A LGPD define o "Controlador" como a pessoa natural ou jurídica, de direito público ou privado, a quem competem as decisões basilares referentes ao tratamento de dados pessoais, notadamente definindo as finalidades e os meios de utilização dessas informações. Na configuração da esfera municipal, o Controlador não é o prefeito ou o secretário enquanto pessoas físicas, mas sim a própria pessoa jurídica do Município (a Prefeitura Municipal), bem como as suas autarquias e fundações legalmente instituídas.
Em contrapartida, o "Operador" é a pessoa natural ou jurídica, de direito público ou privado, que realiza o tratamento em estrito nome e sob as ordens do controlador. Na rotina orgânica da máquina pública municipal, a empresa terceirizada de tecnologia que fornece o software de gestão tributária ou o sistema de prontuários médicos atua como operadora. Em sentido lato, os próprios agentes administrativos, servidores estatutários e comissionados que inserem, consultam ou arquivam processos nos sistemas de balcão atuam executando as funções atreladas às decisões e diretrizes fixadas pelo ente controlador.
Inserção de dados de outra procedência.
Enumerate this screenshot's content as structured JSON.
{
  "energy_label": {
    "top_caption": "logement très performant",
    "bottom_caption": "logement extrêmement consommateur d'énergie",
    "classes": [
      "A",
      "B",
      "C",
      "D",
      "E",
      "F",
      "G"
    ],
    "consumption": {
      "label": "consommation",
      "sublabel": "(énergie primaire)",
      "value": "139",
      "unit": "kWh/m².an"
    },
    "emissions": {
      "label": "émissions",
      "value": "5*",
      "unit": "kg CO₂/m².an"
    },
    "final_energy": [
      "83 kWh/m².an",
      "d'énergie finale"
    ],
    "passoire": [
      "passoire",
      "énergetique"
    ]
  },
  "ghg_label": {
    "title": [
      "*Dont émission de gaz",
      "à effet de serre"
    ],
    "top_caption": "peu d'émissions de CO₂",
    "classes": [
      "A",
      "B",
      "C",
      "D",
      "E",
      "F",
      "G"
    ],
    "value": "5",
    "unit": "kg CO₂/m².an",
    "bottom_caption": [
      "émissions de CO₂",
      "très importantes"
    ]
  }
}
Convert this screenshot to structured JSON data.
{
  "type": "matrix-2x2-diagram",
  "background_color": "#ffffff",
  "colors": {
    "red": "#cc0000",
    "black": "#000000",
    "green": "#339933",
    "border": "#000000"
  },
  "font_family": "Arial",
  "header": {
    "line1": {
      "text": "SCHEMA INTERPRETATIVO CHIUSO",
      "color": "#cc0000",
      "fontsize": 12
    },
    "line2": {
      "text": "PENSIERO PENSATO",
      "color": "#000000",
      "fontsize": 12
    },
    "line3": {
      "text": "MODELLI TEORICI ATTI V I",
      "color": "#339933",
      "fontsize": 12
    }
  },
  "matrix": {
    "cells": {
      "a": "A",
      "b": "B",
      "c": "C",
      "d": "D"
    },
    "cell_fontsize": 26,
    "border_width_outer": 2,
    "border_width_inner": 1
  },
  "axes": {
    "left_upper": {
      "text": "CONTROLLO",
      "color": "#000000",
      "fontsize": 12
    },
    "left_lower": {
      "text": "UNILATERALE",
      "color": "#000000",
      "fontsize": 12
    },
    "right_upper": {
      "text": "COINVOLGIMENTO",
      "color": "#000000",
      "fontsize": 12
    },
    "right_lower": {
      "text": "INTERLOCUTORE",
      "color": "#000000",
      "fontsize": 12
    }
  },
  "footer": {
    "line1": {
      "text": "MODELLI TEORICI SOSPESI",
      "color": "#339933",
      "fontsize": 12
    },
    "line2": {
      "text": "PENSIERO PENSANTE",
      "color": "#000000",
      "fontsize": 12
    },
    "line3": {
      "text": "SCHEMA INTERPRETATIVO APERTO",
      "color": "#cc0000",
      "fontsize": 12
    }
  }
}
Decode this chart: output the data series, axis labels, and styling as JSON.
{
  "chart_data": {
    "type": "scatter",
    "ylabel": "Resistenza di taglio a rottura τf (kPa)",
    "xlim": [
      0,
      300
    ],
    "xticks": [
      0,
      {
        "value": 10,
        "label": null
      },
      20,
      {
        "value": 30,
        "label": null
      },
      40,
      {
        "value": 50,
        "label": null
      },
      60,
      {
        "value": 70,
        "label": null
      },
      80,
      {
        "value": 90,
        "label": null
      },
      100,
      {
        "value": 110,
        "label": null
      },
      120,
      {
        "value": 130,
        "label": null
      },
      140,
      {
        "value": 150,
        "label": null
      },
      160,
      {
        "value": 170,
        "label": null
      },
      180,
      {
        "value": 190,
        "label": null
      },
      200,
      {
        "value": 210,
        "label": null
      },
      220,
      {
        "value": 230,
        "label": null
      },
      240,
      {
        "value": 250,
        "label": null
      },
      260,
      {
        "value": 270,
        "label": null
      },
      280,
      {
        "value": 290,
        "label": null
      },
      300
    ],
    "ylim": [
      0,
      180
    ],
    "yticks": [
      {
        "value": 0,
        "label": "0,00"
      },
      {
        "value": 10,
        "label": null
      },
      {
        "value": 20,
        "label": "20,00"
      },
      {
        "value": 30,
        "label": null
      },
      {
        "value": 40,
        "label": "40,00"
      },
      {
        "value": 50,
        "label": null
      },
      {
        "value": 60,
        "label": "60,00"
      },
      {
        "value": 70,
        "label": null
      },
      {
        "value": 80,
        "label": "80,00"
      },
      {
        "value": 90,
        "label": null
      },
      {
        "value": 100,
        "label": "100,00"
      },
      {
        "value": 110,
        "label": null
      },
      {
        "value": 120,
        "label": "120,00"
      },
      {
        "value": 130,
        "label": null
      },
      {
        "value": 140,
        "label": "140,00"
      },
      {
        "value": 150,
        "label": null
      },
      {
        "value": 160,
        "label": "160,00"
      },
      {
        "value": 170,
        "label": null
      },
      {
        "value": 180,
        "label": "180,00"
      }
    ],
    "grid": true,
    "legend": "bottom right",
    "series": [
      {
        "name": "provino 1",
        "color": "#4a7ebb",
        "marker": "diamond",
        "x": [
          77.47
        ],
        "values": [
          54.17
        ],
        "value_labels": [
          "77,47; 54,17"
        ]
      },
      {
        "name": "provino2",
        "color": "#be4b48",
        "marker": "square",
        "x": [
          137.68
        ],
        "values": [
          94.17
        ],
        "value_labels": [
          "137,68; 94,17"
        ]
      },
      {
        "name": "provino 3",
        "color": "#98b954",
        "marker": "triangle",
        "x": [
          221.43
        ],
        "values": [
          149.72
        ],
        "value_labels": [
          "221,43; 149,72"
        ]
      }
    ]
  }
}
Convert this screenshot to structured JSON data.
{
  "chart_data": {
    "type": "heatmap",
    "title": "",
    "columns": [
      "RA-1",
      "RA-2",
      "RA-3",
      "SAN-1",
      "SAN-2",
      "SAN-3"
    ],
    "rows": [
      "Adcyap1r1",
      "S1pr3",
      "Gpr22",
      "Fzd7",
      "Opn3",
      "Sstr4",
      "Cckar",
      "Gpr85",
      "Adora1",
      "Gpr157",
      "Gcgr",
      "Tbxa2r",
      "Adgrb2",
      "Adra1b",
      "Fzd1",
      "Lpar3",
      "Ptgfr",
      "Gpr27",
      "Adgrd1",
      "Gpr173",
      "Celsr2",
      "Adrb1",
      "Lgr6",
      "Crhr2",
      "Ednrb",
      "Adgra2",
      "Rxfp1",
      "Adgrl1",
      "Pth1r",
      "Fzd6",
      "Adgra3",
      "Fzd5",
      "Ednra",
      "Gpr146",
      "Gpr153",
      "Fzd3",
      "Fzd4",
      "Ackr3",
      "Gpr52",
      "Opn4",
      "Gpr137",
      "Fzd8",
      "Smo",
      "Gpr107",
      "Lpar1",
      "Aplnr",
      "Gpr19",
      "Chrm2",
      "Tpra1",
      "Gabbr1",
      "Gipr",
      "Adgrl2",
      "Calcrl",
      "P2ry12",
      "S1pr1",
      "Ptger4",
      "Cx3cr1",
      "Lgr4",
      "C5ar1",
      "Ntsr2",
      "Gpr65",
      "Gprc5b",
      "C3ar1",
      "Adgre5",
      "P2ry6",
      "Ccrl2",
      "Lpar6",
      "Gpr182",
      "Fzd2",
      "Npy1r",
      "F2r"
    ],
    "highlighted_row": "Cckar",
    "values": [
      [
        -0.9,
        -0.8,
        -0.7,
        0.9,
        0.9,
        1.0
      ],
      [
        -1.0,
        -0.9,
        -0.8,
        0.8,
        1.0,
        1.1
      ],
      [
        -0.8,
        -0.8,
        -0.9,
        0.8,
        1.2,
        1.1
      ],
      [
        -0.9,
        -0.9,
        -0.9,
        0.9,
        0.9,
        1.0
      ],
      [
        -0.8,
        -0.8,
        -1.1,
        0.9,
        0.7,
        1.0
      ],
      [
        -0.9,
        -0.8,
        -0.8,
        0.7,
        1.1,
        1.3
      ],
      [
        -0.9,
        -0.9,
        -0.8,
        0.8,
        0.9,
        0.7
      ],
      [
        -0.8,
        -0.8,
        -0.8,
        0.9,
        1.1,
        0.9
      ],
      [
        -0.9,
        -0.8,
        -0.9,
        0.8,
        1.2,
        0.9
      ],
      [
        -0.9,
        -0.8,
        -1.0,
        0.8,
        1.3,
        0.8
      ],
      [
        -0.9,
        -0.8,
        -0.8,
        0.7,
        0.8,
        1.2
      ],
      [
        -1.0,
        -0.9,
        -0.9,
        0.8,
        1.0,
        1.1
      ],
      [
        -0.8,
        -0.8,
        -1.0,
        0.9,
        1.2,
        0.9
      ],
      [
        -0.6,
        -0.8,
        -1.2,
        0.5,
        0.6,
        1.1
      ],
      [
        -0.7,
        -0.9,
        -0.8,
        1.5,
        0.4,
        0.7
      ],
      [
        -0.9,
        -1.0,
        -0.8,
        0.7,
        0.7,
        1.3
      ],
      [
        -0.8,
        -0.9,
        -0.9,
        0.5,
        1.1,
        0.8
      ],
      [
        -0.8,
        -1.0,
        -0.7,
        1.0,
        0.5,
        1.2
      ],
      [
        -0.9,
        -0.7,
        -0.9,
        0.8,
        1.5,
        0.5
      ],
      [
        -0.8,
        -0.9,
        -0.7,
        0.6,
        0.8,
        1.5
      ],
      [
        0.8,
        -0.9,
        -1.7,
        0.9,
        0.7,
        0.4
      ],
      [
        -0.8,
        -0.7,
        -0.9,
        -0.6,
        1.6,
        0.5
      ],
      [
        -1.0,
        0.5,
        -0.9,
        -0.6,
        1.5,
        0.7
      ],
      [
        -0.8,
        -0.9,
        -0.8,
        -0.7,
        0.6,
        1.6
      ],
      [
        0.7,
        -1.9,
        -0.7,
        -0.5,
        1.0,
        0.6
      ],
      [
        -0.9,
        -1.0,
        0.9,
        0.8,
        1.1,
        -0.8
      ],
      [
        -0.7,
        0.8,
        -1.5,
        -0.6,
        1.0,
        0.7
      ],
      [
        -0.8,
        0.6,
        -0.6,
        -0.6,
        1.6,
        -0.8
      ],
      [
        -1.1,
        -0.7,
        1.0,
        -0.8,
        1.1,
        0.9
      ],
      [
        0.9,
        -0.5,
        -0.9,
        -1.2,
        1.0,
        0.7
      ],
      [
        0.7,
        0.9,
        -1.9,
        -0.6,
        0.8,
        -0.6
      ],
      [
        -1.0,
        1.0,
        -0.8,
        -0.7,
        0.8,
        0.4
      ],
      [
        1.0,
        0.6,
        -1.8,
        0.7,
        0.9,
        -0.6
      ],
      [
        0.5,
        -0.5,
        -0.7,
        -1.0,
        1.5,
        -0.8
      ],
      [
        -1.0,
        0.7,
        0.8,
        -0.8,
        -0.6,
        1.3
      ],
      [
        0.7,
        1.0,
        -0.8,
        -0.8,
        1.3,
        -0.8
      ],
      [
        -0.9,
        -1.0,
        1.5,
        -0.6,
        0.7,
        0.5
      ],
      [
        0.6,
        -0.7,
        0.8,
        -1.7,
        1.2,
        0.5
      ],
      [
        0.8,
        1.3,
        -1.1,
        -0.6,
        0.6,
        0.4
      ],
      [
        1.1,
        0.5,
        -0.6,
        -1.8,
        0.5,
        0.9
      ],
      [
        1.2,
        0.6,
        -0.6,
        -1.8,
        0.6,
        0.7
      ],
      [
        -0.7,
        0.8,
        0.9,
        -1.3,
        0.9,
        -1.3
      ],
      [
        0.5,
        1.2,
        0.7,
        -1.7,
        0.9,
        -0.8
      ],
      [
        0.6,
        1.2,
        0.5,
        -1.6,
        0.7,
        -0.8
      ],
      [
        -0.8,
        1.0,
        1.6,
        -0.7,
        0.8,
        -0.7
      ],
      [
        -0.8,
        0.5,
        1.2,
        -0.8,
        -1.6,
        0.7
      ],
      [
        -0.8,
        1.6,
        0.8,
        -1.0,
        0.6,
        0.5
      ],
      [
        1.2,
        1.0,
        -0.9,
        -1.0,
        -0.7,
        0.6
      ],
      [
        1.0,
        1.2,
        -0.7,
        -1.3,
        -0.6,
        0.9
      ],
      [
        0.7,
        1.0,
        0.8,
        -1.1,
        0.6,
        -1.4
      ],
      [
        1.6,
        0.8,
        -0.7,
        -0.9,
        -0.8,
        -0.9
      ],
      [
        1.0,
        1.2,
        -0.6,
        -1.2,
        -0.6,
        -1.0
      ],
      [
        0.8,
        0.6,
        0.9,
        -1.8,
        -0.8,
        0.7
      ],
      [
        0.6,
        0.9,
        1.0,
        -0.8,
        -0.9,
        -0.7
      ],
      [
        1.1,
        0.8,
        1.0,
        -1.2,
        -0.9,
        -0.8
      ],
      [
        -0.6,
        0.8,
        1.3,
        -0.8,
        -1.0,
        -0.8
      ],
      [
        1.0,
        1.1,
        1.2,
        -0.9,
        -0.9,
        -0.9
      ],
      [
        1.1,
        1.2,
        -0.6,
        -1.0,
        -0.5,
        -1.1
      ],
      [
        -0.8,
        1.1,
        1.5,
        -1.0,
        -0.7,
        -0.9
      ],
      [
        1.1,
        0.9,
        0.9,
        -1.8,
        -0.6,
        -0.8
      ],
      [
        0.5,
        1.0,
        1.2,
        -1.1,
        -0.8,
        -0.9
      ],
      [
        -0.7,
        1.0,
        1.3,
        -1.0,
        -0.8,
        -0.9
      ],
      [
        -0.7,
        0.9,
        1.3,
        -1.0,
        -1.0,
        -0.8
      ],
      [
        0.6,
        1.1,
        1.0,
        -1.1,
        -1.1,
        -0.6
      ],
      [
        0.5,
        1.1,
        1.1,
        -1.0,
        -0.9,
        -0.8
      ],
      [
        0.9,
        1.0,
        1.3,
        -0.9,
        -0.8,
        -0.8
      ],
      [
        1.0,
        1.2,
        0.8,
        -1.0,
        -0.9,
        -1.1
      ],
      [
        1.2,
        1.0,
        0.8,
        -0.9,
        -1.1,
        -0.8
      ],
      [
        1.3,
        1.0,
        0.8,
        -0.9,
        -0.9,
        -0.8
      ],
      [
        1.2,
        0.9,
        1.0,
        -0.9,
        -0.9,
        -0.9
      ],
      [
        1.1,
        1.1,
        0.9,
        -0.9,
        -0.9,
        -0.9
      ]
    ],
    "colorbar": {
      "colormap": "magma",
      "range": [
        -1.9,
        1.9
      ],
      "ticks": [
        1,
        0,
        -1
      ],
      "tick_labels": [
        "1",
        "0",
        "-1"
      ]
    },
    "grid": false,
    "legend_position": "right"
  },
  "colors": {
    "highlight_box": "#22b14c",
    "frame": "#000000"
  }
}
O agente administrativo é, na base de operação, o braço executório que movimenta de fato a engrenagem do tratamento de dados estatais.
Toda a interação desse agente com as informações dos cidadãos ocorre dentro de um processo temporal que os guias de boas práticas governamentais definem como o "Ciclo de Vida do Tratamento dos Dados Pessoais". Este ciclo é composto por cinco fases cruciais, intrinsecamente ligadas à gestão arquivística e à LGPD:
Coleta: Fase inicial de obtenção, recepção ou produção de dados pessoais, independentemente do meio utilizado (preenchimento de um formulário em papel no balcão de atendimento ou digitação em um sistema eletrônico).
Retenção: Consiste no arquivamento físico ou armazenamento digital dos dados coletados nas bases do município.
Processamento: Qualquer operação que envolva a classificação, reprodução, avaliação, controle ou modificação das informações para dar andamento a um requerimento ou processo administrativo.
Compartilhamento: Fase de alta criticidade, que envolve a transmissão, difusão ou comunicação dos dados pessoais, seja dentro das próprias secretarias (intercâmbio intra-governamental) ou para entes externos.
Eliminação: Operação final que visa a destruição ou exclusão segura dos dados armazenados quando exaurida a sua finalidade ou o prazo de guarda temporal exigido pela Tabela de Temporalidade de Documentos de Arquivo.
Na sua labuta diária ao longo deste ciclo, o servidor público processa constantemente o "dado pessoal", definido como toda e qualquer informação relacionada a uma pessoa natural identificada (como nome completo, Registro Geral, CPF) ou identificável (como um endereço físico, IP de computador, dados de geolocalização que, cruzados, levam à identificação).
A situação, entretanto, assume contornos de extrema rigidez normativa quando o servidor manuseia "dados pessoais sensíveis". A LGPD categoriza como sensíveis os dados que podem gerar forte viés discriminatório, tais como a origem racial ou étnica, convicções religiosas ou filosóficas, opiniões políticas, filiação sindical, e, de modo muito corriqueiro nos municípios, dados referentes à saúde, à vida sexual, ou de natureza genética e biométrica. O Guia de Boas Práticas do Governo Federal ratifica que, além dos atributos biográficos normais, a coleta de impressões digitais (biometria) ou laudos clínicos nos órgãos públicos submete-se a esse rigor.
Imagine a rotina de um agente administrativo lotado na Secretaria Municipal de Saúde ou em uma Unidade de Pronto Atendimento (UPA). Ao realizar a triagem de um paciente no Sistema Único de Saúde (SUS), ele registra os sintomas, as morbidades, o histórico clínico e emite receituários. Da mesma forma, um agente lotado no Conselho Tutelar ou na Secretaria de Educação, ao matricular uma criança portadora de necessidades especiais solicitando laudos médicos, processa não apenas dados sensíveis, mas dados de menores de idade. O tratamento das informações de crianças e adolescentes exige proteção redobrada, devendo ser realizado sempre focado no "melhor interesse" dos menores.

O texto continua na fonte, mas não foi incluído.